All this talk of movies reminds me, must look through the Melbourne International Film Festival programme and see what’s worth seeing.

By Daniel Bowen

Transport blogger / campaigner and spokesperson for the Public Transport Users Association / professional geek.
Bunurong land, Melbourne, Australia.
Opinions on this blog are all mine.

13 replies on “Must… resist… online… shopping…”

We’ve been looking for the widescreen Harry Potter for ages. Looks like we’ll be dropping the kid around once that package arrives… Surely your kids miss Phee… :)

The Australian DVD/Video distribution companies have only themselves to blame for people buying DVDs overseas via Amazon, eBay etc.etc. We should be entitled to the same features, the same menus, the same aspect ratio, and released at the same time as everywhere else in the world. No wonder Australians choose to buy DVDs from overseas. These companies (esp. Warners, Fox, Buena Vista and Universal) don’t give a stuff about DVD.

I get a lot of DVD’s from australia (well silverchair fan stuff mostly) but I need some help Daniel.
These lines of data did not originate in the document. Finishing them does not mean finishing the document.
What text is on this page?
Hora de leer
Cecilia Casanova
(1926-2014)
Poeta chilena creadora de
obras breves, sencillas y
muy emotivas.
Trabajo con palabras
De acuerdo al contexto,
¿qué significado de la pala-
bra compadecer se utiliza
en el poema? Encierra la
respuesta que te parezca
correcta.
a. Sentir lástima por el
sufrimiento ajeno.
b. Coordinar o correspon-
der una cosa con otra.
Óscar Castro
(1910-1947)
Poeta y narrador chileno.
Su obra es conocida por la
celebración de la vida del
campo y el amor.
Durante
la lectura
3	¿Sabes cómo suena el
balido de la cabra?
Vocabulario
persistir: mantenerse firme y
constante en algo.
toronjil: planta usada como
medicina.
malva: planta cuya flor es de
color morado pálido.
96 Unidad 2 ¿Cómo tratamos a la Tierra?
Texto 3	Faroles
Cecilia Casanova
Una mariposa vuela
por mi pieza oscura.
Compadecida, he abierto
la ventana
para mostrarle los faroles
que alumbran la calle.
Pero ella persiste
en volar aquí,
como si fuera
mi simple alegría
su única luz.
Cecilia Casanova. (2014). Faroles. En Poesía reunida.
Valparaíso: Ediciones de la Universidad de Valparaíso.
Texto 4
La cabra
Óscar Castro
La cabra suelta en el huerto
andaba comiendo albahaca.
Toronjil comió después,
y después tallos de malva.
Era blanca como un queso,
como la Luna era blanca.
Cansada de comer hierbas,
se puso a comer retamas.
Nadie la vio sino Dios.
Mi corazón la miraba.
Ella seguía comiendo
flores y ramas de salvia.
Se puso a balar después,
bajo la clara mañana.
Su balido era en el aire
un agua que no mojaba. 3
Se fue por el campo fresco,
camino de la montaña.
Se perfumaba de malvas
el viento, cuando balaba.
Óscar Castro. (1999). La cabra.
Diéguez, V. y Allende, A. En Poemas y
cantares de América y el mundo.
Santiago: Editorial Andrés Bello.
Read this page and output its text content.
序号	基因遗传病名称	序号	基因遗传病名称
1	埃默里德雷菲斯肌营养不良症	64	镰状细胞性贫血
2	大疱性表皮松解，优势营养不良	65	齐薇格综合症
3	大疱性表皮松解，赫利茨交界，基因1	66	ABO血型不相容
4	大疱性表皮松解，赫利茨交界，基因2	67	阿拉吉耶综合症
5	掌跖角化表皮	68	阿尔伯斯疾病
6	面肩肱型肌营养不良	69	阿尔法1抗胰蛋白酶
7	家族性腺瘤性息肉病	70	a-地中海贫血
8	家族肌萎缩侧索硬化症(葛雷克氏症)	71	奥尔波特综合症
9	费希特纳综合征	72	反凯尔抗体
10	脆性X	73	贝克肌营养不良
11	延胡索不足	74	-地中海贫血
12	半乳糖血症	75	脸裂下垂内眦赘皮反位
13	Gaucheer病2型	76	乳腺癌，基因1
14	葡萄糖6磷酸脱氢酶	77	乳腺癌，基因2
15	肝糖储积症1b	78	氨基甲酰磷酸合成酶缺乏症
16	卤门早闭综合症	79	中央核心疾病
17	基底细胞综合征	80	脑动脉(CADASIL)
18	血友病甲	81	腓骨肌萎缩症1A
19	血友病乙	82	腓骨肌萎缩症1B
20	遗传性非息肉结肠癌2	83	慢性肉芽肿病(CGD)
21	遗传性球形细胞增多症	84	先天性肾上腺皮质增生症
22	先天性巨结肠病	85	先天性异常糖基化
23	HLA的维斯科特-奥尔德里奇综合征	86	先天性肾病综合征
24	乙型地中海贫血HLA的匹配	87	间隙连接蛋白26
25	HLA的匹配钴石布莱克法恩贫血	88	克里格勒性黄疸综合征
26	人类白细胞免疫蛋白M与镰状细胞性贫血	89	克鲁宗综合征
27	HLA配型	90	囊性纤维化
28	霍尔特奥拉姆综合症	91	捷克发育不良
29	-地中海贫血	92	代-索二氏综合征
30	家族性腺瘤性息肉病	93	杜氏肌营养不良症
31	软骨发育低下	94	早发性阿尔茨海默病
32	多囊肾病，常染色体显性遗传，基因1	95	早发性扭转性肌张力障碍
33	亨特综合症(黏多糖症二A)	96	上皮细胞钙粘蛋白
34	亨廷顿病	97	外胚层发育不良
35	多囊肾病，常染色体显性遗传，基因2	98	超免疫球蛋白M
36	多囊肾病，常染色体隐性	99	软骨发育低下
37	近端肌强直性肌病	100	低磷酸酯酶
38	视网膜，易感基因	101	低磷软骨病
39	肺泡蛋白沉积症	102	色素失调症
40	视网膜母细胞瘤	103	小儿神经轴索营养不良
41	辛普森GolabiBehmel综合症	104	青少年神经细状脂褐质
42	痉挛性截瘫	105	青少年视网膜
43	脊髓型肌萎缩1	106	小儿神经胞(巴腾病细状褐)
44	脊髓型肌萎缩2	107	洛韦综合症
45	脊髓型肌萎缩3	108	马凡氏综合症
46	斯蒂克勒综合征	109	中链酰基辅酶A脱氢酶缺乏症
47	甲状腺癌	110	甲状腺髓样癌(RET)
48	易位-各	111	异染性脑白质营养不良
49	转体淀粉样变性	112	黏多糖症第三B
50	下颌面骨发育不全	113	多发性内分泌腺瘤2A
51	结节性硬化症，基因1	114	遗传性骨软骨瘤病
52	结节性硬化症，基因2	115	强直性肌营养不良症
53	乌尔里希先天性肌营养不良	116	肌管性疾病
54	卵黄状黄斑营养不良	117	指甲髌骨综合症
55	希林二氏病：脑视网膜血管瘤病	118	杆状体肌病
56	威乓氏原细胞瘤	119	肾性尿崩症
I have a dvd player that SAYS that its multiregional. BUT i think i need a PAL tv in order to play pal dvd’s because in order to see the menu screen to change formats i need the right format tv. Now in australia i think it is standard that tv’s are both, but mine is only ntsc. So what do you think?

Hey Krista – unfortunately you might be out of luck. Your DVD player is likely able to play a region 4 DVD but it can’t change PAL to NTSC.

Krista, I’d say you have two hopes:

1. Look for a setting on your DVD player that will get it to read PAL, but output NTSC. I know some players sold in Australia do the reverse for people with PAL-only TVs.

2. See if you can get a multi-region DVD drive for your computer. Computers don’t care about the difference between PAL and NTSC.

(You’re right — most TVs etc in North America are NTSC only.)

The widescreen version of ‘ARRY POTTER 1 is available from Warner in Australia as a fat ‘special edition’ box for $44. Stick to the UK import. Warner Aust threw a tantrum over an industry DVD rental window decision, hence the horrid pan and scan version of HP widely available.

glad u liked 9 queens, it is a very good argentinian movie showing what a bunch of scammers argentinians are.
Even argentinians who are a picky bunch liked the movie. My aussie boyfriend saw it in a small Canberra movie theatre, liked it a lot and now is living here in Buenos Aires with me. cheers

Hi Daniel,

If you are going to buy juicy must have DVDs then you need to become familair with:

It will quickly give you the cheapest DVD Title (if available) over four four regions (1,2,3 & 4)

You’ll save heaps.

Also vheck out

Free international postage (usually takes about a week) and some really cheap dvds (the Canadian Dollar is about the same as Ours)

Go On!! have a look … you know you want to … try searching for Stargate box sets (really cheap) …. Babylon 5 seasons 4 and 5!!! Now … why wait for six months to a year!!

See ya


Next time, just tell me what you want and I’ll stick it in my weekly shop at Tesco. Think of it as payment for entertainment services rendered.

Don’t worry Daniel, I’ve refused to buy HP1 here for the same reason. My wife has now started using the “technology stare” when I talk about aspect ratios and the directors vision – she seems to have decided that’s easier than arguing about it.

About the NTSC TV comments.. NTSC converts to PAL reasonably easy, and I think most DVD players will do it for you (in this country, anyway) if you turn it on. However, as you said, most TVs sold here in the past 10 or so years can display both NTSC and PAL.

I don’t think you can convert them in the other direction (PAL to NTSC) as easily, because there’s more information in a frame of PAL than in a frame of NTSC.

On the other hand, surely modern TVs in the US can do both? I mean, why bother making a TV that can only do NTSC, and cutting out all the international markets?

I just bought a second TV for upstairs that only cost $229, yet it has component input, a 16:9 mode and can even play tetris during the ad breaks.